Neue Bauten von Herzog & de Meuron

12. Mai 2003 - Roman Hollenstein
Es ist noch gar nicht lange her, da machte uns das Ansehen der Schweizer Architekten im Ausland fast ein wenig stolz. Als dann aber Botta bald in Tokio, San Francisco oder Athen Neubauten einweihen konnte, gewöhnten wir uns schnell an die Erfolge, und der Tessiner wurde von den Basler Künstlerarchitekten Herzog & de Meuron als Medienliebling abgelöst. Nun darf jedoch - so scheint es - kaum mehr eine Woche vergehen ohne Neuigkeiten vom Rheinknie: Auf die Fertigstellung der Tate Modern folgten die Rue-des- Suisses-Wohnhäuser in Paris, das Rehab und das «Joggeli» in Basel, aber auch Aufträge in Spanien, eine Retrospektive in Montreal sowie die siegreichen Projekte der Münchner Allianz-Arena und des Nationalstadions in Peking (wo Botta übrigens ein Museum bauen soll).

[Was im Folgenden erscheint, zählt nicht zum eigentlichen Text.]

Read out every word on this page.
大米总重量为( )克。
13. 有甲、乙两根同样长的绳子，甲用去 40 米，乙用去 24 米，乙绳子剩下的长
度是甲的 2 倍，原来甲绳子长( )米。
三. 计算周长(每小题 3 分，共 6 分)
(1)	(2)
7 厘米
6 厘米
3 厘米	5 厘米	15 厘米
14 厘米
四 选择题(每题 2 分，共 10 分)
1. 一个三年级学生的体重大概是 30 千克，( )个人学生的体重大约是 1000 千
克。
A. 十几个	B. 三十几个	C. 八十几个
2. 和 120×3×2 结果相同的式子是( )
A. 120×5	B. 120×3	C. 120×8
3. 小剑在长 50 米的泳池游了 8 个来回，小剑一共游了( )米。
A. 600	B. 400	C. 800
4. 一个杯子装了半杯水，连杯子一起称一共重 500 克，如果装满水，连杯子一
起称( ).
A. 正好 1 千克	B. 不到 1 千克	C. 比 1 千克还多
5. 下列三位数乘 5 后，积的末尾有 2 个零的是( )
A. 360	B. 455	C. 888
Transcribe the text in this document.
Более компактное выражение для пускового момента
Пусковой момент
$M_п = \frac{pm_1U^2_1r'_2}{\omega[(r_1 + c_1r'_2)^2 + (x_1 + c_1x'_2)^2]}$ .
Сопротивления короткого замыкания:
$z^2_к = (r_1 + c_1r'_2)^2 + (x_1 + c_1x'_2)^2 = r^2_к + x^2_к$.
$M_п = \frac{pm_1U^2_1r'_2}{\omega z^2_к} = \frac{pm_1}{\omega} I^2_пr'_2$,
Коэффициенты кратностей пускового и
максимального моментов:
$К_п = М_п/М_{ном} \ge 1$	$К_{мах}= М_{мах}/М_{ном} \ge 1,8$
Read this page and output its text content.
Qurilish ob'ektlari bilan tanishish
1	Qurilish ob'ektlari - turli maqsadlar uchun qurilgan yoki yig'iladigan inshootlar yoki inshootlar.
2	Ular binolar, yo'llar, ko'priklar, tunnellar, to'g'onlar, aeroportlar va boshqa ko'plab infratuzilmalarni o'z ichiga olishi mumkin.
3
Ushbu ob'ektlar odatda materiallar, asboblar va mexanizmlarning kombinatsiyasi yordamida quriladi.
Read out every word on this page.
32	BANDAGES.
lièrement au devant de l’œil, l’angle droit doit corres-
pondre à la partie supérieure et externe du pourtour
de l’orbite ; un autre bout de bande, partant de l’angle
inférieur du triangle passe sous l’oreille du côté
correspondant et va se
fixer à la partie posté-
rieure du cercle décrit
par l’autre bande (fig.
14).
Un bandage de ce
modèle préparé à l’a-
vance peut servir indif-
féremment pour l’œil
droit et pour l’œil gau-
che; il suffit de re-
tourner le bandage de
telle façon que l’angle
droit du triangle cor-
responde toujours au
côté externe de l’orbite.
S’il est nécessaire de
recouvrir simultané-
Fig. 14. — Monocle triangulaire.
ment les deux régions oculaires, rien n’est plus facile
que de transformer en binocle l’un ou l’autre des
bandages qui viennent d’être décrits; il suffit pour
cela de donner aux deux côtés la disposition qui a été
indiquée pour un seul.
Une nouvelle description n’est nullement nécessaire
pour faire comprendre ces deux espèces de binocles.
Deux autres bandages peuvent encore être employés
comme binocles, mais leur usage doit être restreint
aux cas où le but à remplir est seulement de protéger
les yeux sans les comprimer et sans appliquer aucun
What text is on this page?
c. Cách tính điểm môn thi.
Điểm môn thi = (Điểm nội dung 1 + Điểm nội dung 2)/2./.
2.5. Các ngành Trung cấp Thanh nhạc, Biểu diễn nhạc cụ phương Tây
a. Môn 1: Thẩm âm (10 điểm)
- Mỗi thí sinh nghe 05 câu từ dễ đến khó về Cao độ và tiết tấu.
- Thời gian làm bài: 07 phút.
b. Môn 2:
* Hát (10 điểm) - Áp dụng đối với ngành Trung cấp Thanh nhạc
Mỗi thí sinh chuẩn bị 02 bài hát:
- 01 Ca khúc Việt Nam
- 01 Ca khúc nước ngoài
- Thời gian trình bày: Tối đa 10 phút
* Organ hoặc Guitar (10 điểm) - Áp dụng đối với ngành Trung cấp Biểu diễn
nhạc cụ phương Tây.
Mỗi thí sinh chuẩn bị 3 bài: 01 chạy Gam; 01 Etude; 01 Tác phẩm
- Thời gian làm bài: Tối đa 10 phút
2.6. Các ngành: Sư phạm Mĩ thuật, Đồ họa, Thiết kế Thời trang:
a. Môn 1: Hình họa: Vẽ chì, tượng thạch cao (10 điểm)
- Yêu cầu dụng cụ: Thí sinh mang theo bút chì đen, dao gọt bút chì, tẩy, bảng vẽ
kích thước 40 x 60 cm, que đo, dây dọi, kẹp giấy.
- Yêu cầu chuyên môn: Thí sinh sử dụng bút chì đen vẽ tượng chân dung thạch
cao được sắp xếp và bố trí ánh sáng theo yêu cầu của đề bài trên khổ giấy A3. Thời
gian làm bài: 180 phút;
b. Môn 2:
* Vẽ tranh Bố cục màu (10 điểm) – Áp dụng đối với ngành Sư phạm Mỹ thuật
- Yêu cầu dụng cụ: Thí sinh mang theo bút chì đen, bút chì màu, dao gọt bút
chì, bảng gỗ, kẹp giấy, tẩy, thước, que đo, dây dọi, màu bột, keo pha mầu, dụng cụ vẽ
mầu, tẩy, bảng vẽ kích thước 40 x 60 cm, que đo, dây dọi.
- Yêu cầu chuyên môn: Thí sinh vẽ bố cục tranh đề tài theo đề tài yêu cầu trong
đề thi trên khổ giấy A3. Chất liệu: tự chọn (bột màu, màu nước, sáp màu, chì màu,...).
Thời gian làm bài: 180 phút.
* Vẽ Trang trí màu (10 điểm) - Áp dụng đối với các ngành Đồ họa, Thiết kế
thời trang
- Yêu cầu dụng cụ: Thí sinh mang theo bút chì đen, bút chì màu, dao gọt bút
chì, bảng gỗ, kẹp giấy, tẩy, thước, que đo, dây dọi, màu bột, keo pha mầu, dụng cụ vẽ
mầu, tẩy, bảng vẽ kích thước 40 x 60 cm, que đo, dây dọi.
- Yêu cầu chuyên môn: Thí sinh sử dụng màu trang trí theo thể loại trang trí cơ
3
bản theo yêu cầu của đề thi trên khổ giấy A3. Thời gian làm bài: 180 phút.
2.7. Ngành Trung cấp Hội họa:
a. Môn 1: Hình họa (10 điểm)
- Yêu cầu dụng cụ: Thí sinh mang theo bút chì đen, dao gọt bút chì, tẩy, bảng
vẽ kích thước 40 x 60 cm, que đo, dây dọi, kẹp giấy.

Die immer wieder anders in Erscheinung tretende und daher medial hochwirksame Architektur von «HdeM» könnte das Feuilletonpublikum aber bald ermüden, sollen doch nur kurz nach dem zartfarbenen Laban Centre in London weitere hochkarätige «HdeM»-Bauten eröffnet werden: am 25. Mai das einem neuartigen Museumskonzept verpflichtete Schaulager in Basel, am 7. Juni im schicken Aoyama-Quartier von Tokio der zwischen einem Kristall und einer Bienenwabe oszillierende «Epicenter Store» des Modehauses Prada und Ende Sommer die Erweiterung des Kunsthauses Aarau, dem später die Universitätsbibliothek in Cottbus und ein Geschäftsbau in Basel folgen.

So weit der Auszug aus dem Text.